There is no way to function effectively in the chaotic modern world without dealing with racial and ethnic issues openly and honestly. But we have to do this in the name of Christ. We also have to deal with theological issues openly and honestly, also in the name of Christ. American dispensational theology has helped to create a horrible dilemma in the Middle East. And honest men have to be able to address all of this, straight up the middle. But one of the complications is that there are those out there who absolutize factions (race, tribe, or parties) and others who absolutize a false, secular unity (the one-worlders). This means that honest treatment of racial or ethnic issues will be dismissed by the multi-cultural slogan-mongers as insensitive at best, and racist at worst. The tribalists will attack it for not catering to their provincial hatreds. But we should not care what the modernists think, those who want a false unity apart from Christ.
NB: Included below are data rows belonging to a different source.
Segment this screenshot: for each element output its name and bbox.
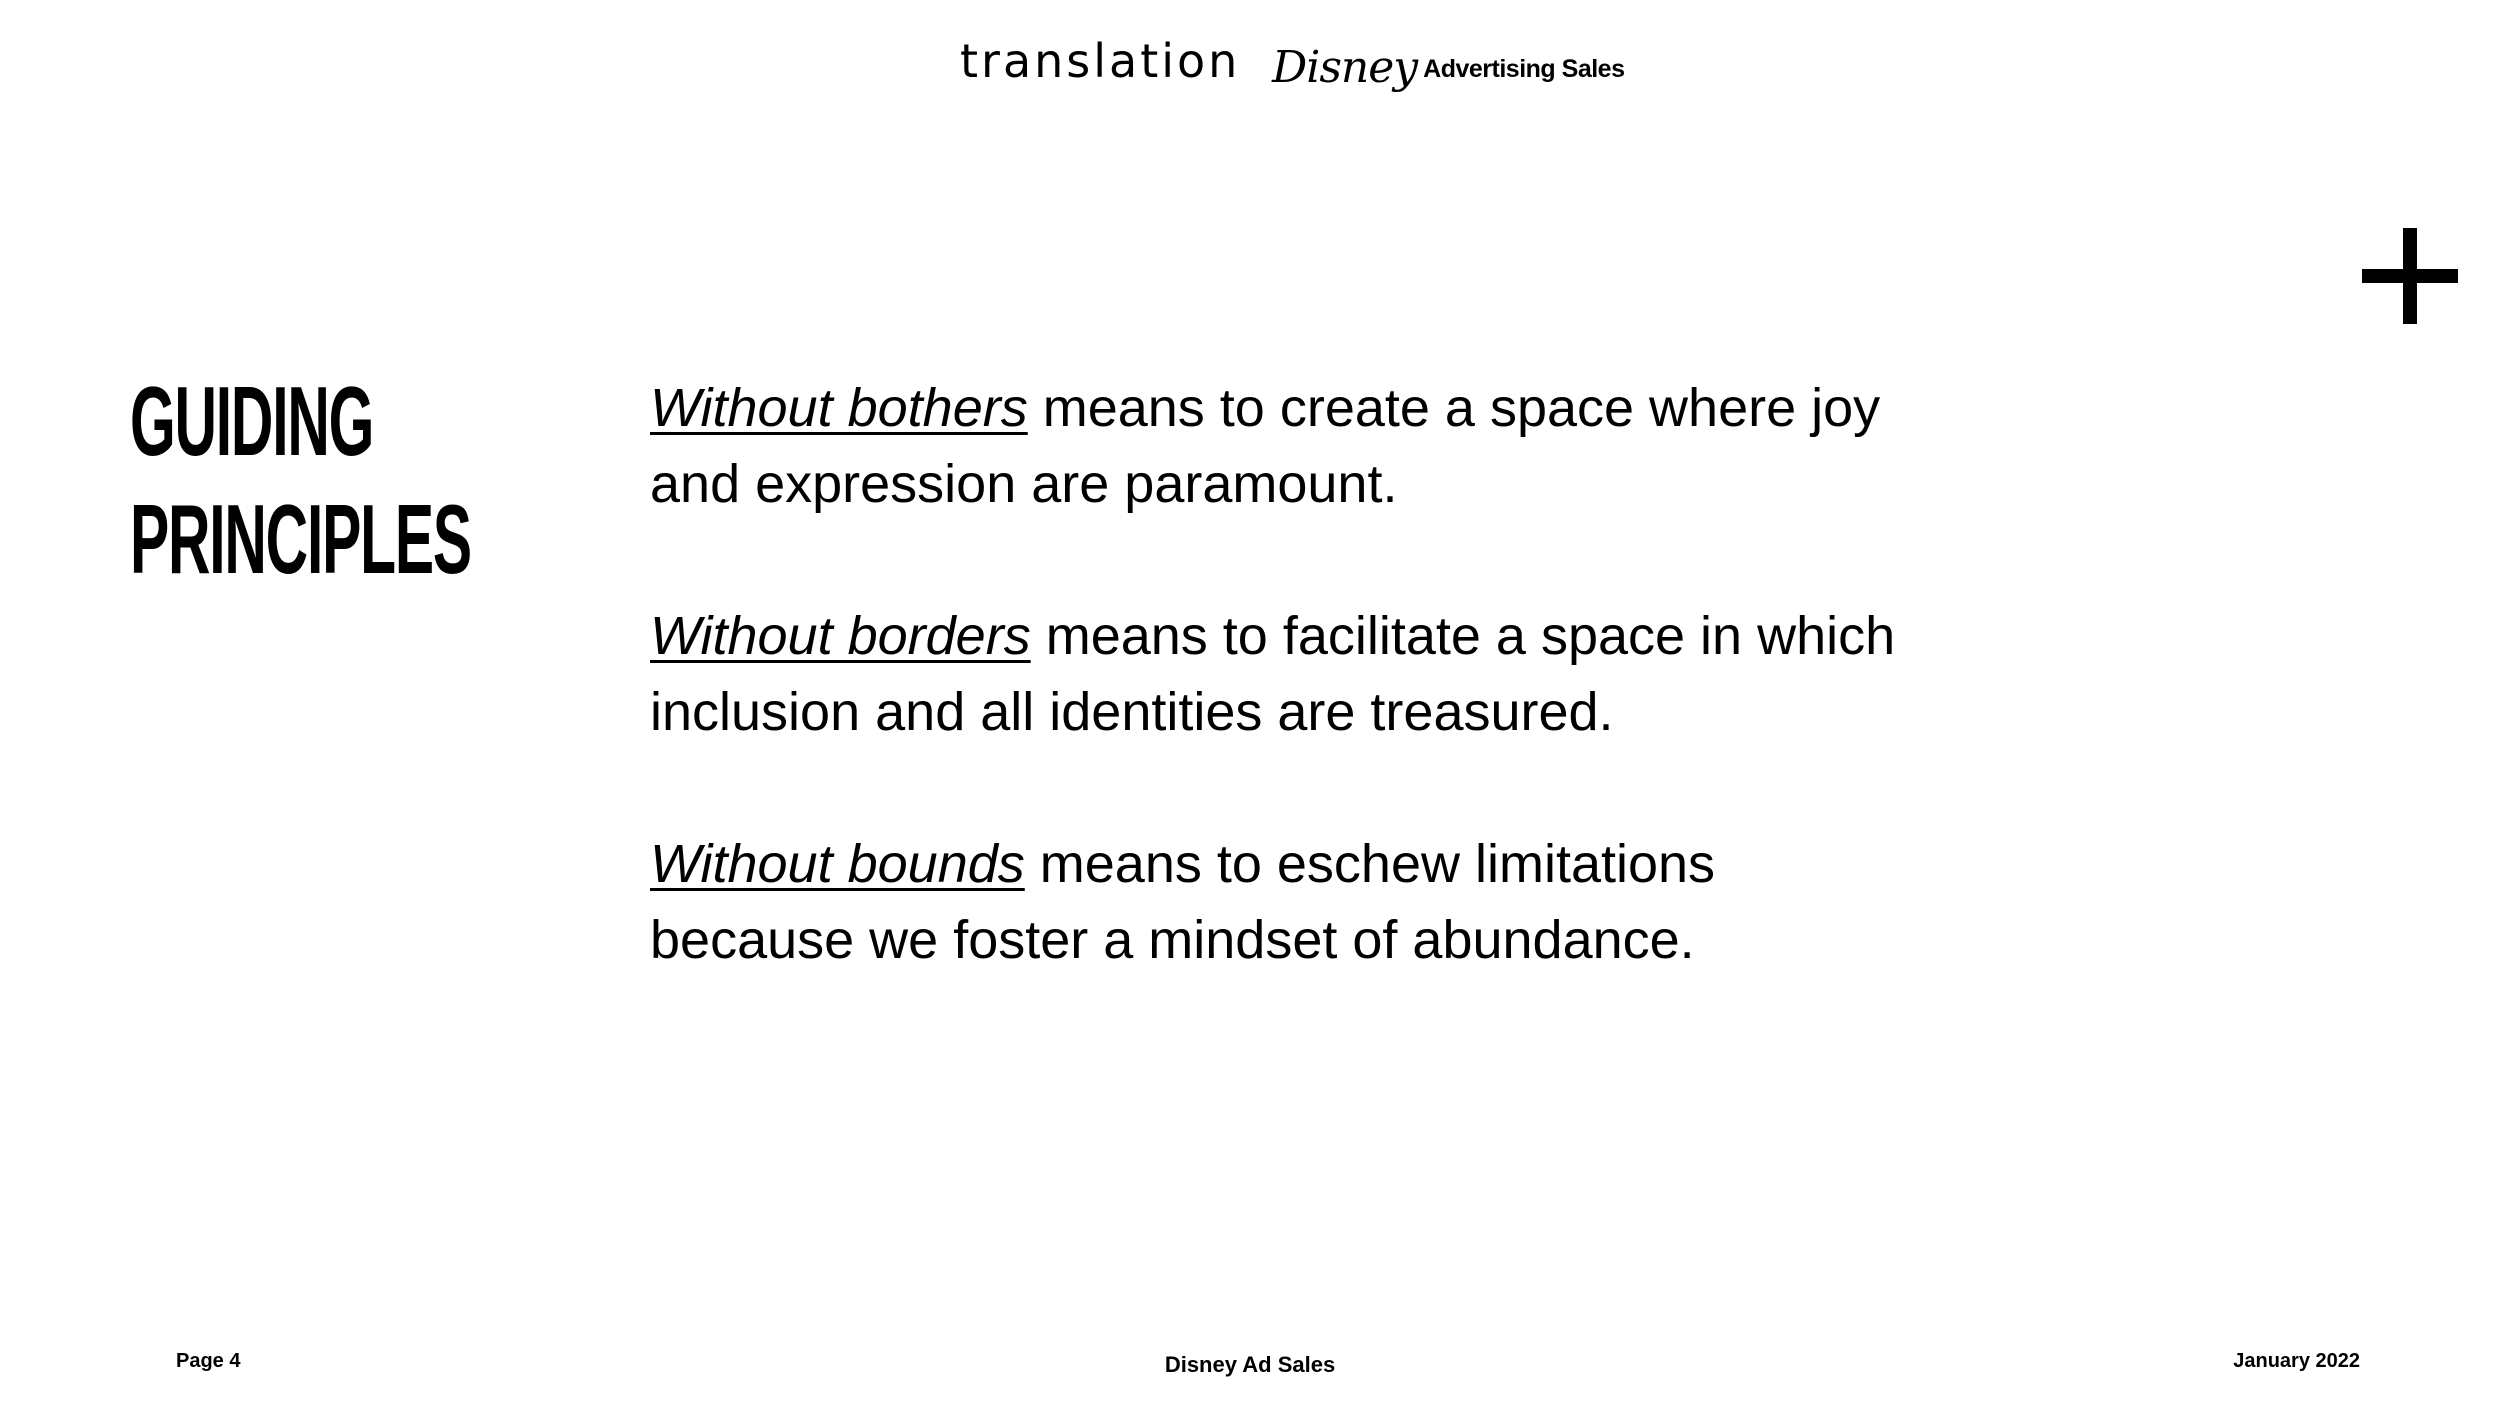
header <box>0 28 2500 98</box>
principles-body <box>650 370 1910 1054</box>
page-title <box>130 362 471 598</box>
page-title-line-2: PRINCIPLES <box>130 484 471 594</box>
disney-advertising-sales-logo <box>1272 34 1625 93</box>
footer-company: Disney Ad Sales <box>1164 1352 1336 1377</box>
principle-lead: Without borders <box>650 606 1031 666</box>
plus-icon <box>2362 228 2458 324</box>
disney-logo-subtitle: Advertising Sales <box>1423 55 1625 83</box>
principle-lead: Without bounds <box>650 834 1025 894</box>
principle-text: means to create a space where joy and expression are paramount. <box>650 378 1881 514</box>
principle-paragraph <box>650 826 1910 978</box>
principle-text: means to facilitate a space in which inclusion and all identities are treasured. <box>650 606 1896 742</box>
principle-lead: Without bothers <box>650 378 1028 438</box>
footer-date: January 2022 <box>2233 1350 2360 1372</box>
translation-logo: translation <box>960 34 1241 88</box>
disney-logo-script: Disney <box>1272 42 1418 93</box>
footer-page-number: Page 4 <box>176 1350 241 1372</box>
principle-paragraph <box>650 598 1910 750</box>
page-title-line-1: GUIDING <box>130 366 374 476</box>
principle-paragraph <box>650 370 1910 522</box>
principle-text: means to eschew limitations because we foster a mindset of abundance. <box>650 834 1716 970</box>
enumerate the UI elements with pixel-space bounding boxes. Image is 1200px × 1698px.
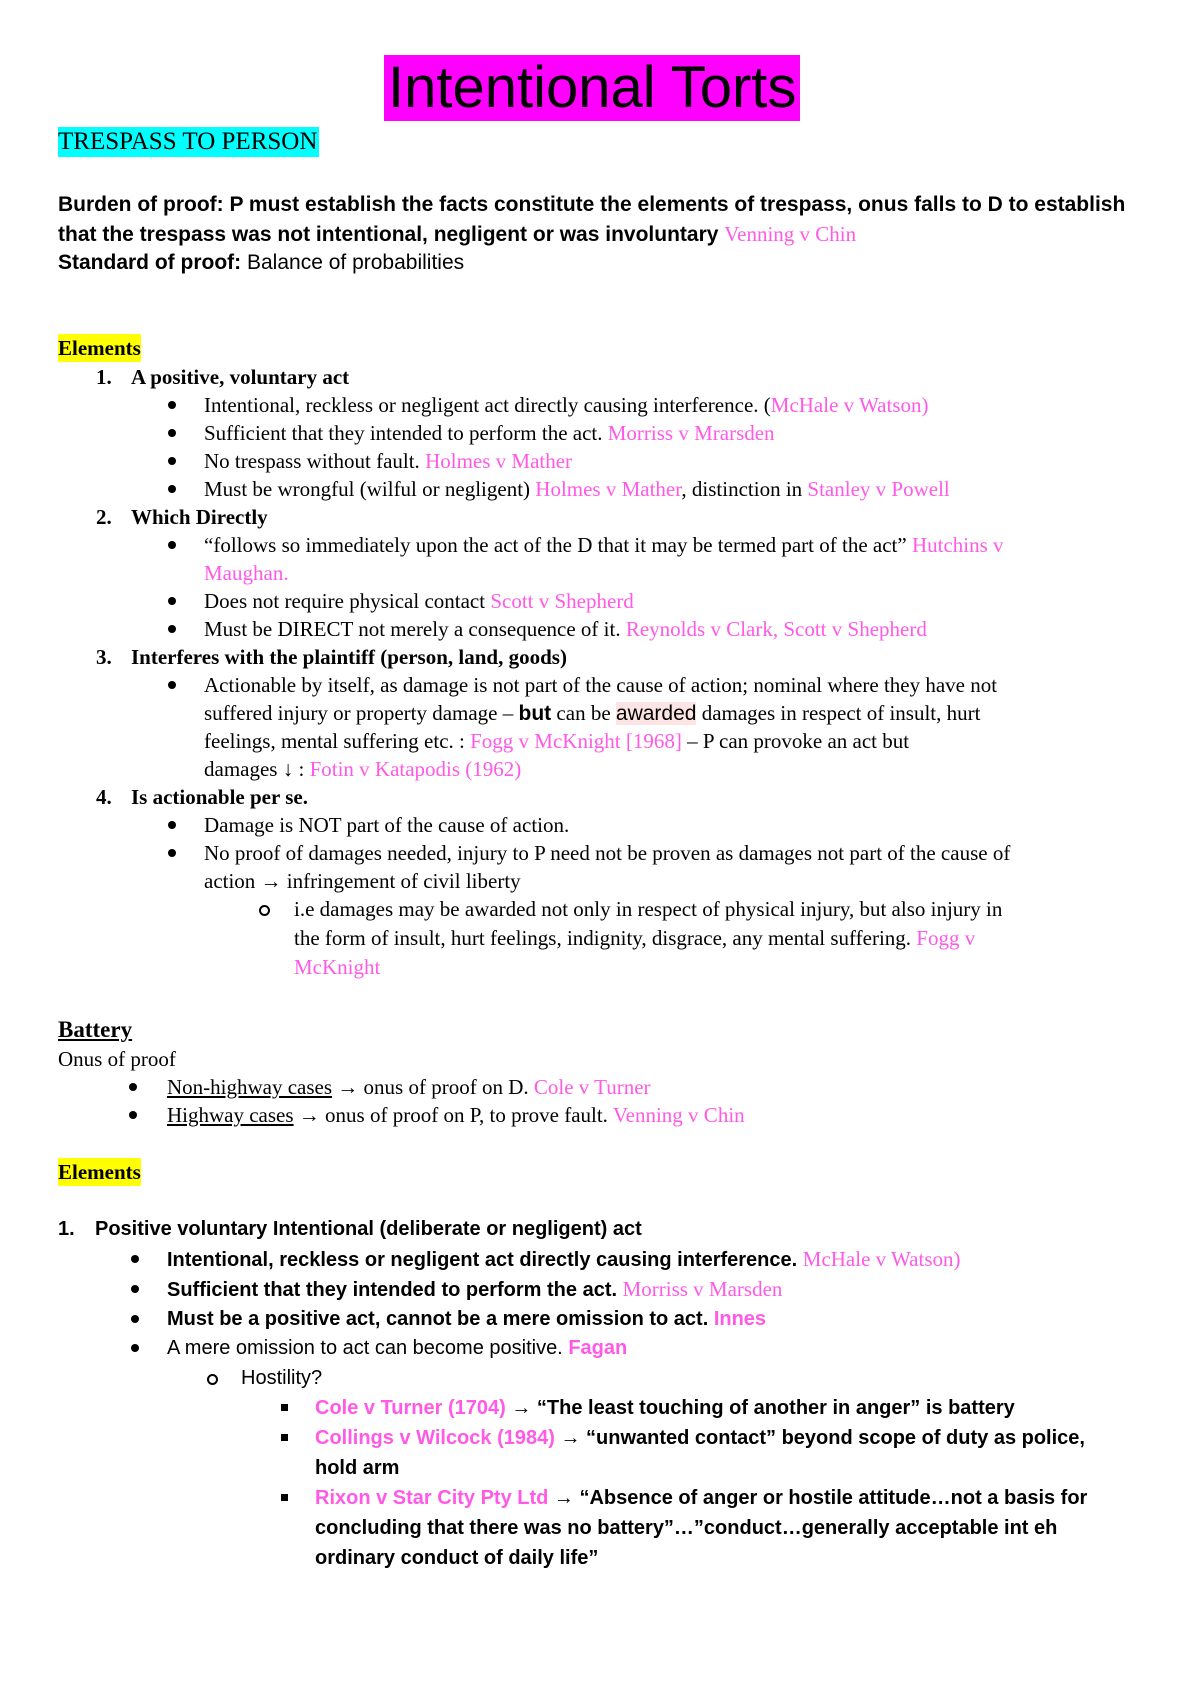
burden-line-2 (58, 220, 856, 249)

And we should not care what the postmodern tribalists think either. The only possible unity is in Christ, and when that occurs, it will be a Trinitarian unity. We will not be fragmented into a million little tribes. Neither will we be thrown into a globalization blender. We will together worship Jesus Christ, the only possible hope for peace in the Middle East. But for that to happen, both Muslims and Jews must hear and believe the gospel preached. And Christians must give up their vain eschatological speculations and preach that gospel.